If you truly call Jesus Lord, let your lip give offering of praise to Him. Meski menderita, bairlah kita tetap stabil, meski harus menerima sengsara karena Kristus biarlah kita menjalaninya dengan rela, sebab kita tahu, dunia ini sementara, kita sedang mengharapkan kota yang kekal di sorga. Perhatikan: orang yang selalu bersyukur, selalu optimis, selalu lebih berpikir positif, selalu berterima kasih kepada Tuhan, hidupnya lebih kuat. Tapi orang yang selalu mengomel, hidupnya justru semakin suram. Marilah kita belajar menjadi orang yang berkata, Tuhan, aku bersyukur, bersyukur dan bersyukur.
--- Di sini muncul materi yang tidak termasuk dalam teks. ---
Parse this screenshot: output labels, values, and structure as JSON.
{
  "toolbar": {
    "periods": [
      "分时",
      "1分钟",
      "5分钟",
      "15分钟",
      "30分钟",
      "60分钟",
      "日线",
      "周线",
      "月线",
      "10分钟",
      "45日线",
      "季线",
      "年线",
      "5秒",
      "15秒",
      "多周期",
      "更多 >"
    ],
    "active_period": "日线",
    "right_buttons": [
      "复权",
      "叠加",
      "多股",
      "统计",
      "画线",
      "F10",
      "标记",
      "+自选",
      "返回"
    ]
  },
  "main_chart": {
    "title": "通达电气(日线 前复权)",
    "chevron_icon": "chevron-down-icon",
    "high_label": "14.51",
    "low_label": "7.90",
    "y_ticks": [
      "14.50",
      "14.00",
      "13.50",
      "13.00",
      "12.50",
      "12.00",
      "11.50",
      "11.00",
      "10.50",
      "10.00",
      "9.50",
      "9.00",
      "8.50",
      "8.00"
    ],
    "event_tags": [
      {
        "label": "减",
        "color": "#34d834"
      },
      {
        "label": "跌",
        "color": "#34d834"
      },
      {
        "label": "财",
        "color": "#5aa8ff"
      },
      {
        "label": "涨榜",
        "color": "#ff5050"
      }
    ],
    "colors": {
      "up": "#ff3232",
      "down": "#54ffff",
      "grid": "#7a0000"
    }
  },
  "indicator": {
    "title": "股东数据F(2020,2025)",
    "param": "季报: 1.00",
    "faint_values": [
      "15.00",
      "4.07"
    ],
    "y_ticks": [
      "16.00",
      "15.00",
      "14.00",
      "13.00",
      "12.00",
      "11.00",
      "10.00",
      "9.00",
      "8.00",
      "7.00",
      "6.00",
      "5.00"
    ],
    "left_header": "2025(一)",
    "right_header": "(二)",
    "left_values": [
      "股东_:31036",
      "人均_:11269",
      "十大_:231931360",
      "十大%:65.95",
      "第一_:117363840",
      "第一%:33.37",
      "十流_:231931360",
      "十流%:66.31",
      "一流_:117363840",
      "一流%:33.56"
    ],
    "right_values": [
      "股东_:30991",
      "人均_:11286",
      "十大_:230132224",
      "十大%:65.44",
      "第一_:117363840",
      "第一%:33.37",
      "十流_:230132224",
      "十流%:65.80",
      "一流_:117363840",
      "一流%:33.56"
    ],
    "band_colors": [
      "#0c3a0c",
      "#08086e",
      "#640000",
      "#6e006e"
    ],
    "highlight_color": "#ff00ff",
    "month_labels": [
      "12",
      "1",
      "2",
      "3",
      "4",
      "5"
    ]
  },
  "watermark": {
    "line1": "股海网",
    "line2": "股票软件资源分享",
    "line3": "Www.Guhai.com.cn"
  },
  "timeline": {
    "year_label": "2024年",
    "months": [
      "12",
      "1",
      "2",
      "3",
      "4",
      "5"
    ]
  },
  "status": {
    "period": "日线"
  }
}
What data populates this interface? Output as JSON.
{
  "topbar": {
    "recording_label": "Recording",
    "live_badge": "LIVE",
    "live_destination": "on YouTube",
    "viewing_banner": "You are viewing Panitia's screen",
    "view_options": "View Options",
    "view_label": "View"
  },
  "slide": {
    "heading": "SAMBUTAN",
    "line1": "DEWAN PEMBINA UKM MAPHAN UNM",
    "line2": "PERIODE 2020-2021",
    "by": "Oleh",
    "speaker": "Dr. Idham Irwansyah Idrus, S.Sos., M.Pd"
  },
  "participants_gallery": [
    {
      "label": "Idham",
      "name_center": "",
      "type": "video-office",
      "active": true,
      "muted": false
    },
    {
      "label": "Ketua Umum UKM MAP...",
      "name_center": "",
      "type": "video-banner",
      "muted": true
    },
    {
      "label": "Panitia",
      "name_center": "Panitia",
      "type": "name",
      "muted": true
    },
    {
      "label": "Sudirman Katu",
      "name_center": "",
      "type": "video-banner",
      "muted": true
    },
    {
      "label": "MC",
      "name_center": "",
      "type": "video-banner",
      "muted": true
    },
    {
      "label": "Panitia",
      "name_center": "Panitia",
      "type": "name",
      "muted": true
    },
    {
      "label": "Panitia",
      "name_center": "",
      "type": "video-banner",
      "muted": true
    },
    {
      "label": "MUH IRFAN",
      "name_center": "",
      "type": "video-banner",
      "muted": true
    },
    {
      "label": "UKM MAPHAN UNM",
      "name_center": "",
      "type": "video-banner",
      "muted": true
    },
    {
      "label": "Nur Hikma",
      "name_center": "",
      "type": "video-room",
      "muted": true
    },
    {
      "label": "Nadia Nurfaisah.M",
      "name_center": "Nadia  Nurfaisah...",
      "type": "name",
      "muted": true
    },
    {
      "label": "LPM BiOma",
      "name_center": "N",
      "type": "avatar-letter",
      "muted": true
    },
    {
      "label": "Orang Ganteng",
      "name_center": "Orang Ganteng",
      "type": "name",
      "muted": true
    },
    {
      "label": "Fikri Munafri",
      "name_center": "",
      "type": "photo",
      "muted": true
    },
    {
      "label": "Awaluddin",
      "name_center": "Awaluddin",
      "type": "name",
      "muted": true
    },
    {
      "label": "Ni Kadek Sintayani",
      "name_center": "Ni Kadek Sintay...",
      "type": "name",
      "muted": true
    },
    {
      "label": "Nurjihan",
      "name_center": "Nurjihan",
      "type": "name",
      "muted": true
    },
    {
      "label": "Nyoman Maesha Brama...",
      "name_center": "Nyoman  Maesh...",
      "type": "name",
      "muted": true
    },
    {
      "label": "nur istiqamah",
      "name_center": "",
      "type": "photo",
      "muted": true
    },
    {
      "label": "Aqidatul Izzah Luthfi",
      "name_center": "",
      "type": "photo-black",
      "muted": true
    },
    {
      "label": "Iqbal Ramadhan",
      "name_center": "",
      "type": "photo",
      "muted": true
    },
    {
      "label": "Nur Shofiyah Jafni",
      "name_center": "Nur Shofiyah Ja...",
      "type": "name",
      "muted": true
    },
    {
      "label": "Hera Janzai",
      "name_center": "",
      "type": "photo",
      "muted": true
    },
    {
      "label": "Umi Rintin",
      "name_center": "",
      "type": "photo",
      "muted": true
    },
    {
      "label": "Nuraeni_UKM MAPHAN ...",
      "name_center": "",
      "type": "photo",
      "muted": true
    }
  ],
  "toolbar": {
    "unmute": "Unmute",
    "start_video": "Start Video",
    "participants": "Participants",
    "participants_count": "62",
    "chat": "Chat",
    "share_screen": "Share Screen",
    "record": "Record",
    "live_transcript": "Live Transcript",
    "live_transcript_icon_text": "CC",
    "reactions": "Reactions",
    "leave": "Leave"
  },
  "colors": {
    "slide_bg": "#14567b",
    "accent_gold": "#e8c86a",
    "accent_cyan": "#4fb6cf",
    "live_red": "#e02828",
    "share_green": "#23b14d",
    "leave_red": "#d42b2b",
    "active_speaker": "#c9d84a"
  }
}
Selama tiga belas bulan terakhir ini, saya terus menerus batuk, tapi tak satu kalimat omelan yang saya lontarkan kepada Tuhan, karena toh saya masih bisa berkhotbah, puji Tuhan. Meski begitu sulit, saya masih tetap bisa berkhotbah, setiap minggu masih bisa menghampiri ribuan orang, puji Tuhan. Karena bersyukur, bersyukur, berterima kasih, berterima kasih….setan tidak punya kemungkinan mengganggu kita, membuat lemah rohani kita, membuat kita marah pada Tuhan atau mengomel pada orang lain. Karena selalu bersyukur, lembah bayang-bayang maut, kesusahan akan berlalu, suatu hari nanti kita akan beroleh kemenangan, terbukti bahwa diri kita tahan uji. Terakhir: di tengah penderitaan, setan menunggu kau memaki Tuhan dan dia merasa senang, tapi Tuhan menunggu kau memuji Dia, agar namaNya dipermuliakan. Kau mau dipakai oleh tangan yang mana: dipakai oleh Tuhan untuk mempermalukan setan atau kau dipakai oleh setan untuk mempermalukan Tuhan, kau mau bersyukur untuk memuliakan Tuhan atau bersungut-sungut untuk mempermalukan Tuhan? Hari ini, mari kita belajar menjadi orang yang bersyukur kepada Tuhan, maukah saudara?